2006’s Monotheist might have solidified Celtic Frost as the greatest comeback band in metal history. The Swiss black metal pioneers returned with all the raw hatred and esoteric atmosphere they’d championed initially, while also building their sound to incorporate the black and doom metal that albums like Morbid Tales and To Mega Therion once inspired. Os Abysmi Vel Daath is an absolute punisher, groaning and lurching like a crippled god trapped in a vast castle. While the band re-disbanded soon after the album’s release, it only adds to the poetry of this brief period of their perfection in their career.

Rob Zombie – The Life And Times Of A Teenage Rock God (2016)

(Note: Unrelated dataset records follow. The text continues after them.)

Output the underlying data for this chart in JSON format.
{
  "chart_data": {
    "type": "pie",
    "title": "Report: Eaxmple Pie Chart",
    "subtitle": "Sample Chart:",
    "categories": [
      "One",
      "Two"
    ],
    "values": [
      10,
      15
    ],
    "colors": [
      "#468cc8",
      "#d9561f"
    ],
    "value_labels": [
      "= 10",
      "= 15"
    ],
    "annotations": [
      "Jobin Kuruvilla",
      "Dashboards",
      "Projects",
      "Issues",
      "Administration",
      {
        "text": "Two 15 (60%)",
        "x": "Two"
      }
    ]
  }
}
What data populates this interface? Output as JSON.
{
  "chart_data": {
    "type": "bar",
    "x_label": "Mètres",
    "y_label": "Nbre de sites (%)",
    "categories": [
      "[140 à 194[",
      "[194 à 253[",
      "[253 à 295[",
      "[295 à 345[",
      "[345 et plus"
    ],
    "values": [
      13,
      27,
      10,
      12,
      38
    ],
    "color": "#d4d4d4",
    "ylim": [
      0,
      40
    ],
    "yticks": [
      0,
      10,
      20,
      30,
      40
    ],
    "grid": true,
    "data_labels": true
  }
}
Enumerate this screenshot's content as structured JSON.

There’s a beautiful audacity to Rob Zombie calling himself a teenage rock god at the age of 55. But that only adds to this track’s throbbing, sneering highway metal song, which seems him alternating well between his patented mixture of syrupy warbling, shouted choruses, and atmospheric clouds of samples. The video, a visual tribute to S. Clay Wilson, drives home that grindhouse freakout vibe with its snickering Satan and skeletonised mariachis. Because why grow up when demons and skulls are so damn cool?

Anthrax – Evil Twin (2017)

Anthrax have had a storied career, now spanning four decades and three vocalists. But Evil Twin off of 2017’s For All Kings sounds like it could’ve been written during the band’s massive Among The Living era. The song brings the New York quintet’s unique stomp, somehow being both mid-paced and speedy at the same time in a way that only Anthrax can nail. That against Joey Belladonna’s definitive vocal rhythms make this track a perfect example of how a band can return to their signature sound while still sounding powerfully revitalized.

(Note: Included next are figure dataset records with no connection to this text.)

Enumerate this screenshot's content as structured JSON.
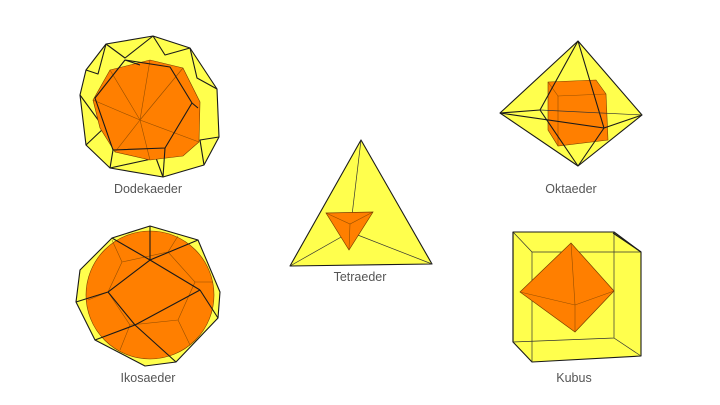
{
  "colors": {
    "outer": "#ffff4d",
    "inner": "#ff7f00",
    "edge": "#1a1a1a",
    "label": "#555555"
  },
  "solids": {
    "dodecahedron": {
      "label": "Dodekaeder"
    },
    "icosahedron": {
      "label": "Ikosaeder"
    },
    "tetrahedron": {
      "label": "Tetraeder"
    },
    "octahedron": {
      "label": "Oktaeder"
    },
    "cube": {
      "label": "Kubus"
    }
  }
}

Sleep – Giza Butler (2018)

When it comes to Sleep, regular career rhythms don’t apply. Ever since the stoner doom trio disbanded following the rejection of their epic hour-long track Dopesmoker by its label, the band have made it a point of doing things at their own pace. So of course Sleep’s surprise-dropped 2018 record The Sciences showcases not only a new approach for the band, but some of their best material to date. Giza Butler is one of the album’s standout tracks, telling the tale of a medieval hobo warlord of all her surveys living under an overpass in a weed-fuelled rage. Amen.

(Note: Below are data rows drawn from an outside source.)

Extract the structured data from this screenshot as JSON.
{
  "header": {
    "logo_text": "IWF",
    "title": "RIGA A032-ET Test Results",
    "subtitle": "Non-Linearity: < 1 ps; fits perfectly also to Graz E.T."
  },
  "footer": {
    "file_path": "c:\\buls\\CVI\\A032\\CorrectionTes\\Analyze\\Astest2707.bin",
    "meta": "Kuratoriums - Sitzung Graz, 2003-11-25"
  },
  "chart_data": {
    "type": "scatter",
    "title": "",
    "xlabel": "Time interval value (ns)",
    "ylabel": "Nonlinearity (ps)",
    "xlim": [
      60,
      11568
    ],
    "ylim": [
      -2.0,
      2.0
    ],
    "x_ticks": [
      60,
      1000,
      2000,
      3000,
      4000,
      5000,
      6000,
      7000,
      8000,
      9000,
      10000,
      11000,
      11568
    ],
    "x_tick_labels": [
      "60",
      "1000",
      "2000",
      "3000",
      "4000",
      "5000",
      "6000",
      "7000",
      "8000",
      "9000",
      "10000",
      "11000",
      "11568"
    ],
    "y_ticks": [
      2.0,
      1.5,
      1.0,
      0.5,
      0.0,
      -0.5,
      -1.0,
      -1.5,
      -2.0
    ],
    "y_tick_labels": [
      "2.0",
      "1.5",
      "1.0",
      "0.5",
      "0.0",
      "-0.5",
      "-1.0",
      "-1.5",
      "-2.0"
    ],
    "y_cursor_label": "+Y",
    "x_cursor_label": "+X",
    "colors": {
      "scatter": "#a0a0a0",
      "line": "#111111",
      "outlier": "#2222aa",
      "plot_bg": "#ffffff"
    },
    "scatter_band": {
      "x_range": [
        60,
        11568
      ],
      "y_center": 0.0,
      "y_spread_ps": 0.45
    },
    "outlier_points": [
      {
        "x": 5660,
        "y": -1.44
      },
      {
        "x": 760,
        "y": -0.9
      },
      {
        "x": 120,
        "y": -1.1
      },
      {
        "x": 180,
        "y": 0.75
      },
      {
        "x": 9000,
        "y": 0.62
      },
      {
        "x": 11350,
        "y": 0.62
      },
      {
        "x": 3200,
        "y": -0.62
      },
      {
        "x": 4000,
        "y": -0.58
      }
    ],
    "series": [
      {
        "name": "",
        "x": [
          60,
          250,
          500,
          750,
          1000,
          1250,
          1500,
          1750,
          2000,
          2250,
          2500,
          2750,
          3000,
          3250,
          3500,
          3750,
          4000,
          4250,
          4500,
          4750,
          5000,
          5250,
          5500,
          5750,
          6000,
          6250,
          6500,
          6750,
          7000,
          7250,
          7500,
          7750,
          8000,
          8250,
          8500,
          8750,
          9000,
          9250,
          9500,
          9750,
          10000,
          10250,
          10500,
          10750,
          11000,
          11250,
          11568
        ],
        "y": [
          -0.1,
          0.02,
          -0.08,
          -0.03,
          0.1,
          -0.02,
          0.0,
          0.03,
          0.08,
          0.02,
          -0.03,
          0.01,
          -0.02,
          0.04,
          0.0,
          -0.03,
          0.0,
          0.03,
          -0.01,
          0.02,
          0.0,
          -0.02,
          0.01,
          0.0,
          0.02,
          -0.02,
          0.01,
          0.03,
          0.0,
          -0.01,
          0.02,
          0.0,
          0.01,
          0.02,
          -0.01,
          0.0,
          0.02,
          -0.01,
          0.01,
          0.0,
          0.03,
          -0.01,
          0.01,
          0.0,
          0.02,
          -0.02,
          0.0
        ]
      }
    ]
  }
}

Faith No More – Separation Anxiety (2015)

It would’ve been easy for Faith No More to write an album entirely of lounge-influenced stoner rock ballads on 2015's Sol Invictus, given the projects of its members during their hiatus. But Separation Anxiety was a reminder to fans that the band hadn’t lost their sludgy side, fuelled by a Melvins-ish main riff and gallop. Mike Patton does his part, rhythmically shrieking and whispering with his trademarked rabidity. The result is one of the heavier tracks the band have ever done, and proof that sometimes absence makes the heart grow darker.

Iron Maiden – The Book Of Souls (2015)

There’s never been a moment where Iron Maiden truly fell off, but 2015’s The Book Of Souls was an especially huge album for the NWOBHM pioneers. And the title-track proves it, illustrating why Maiden have remained such a driving force in their genre. While the song has all the ambitious, high-flying wonder that Bruce Dickinson has made his calling card, it still relies on the band’s most valuable resource: a central riff that the listener just can’t get out of their head. While plenty of bands have proved that they can still hang later in their careers, only a handful have continued making bangers like this.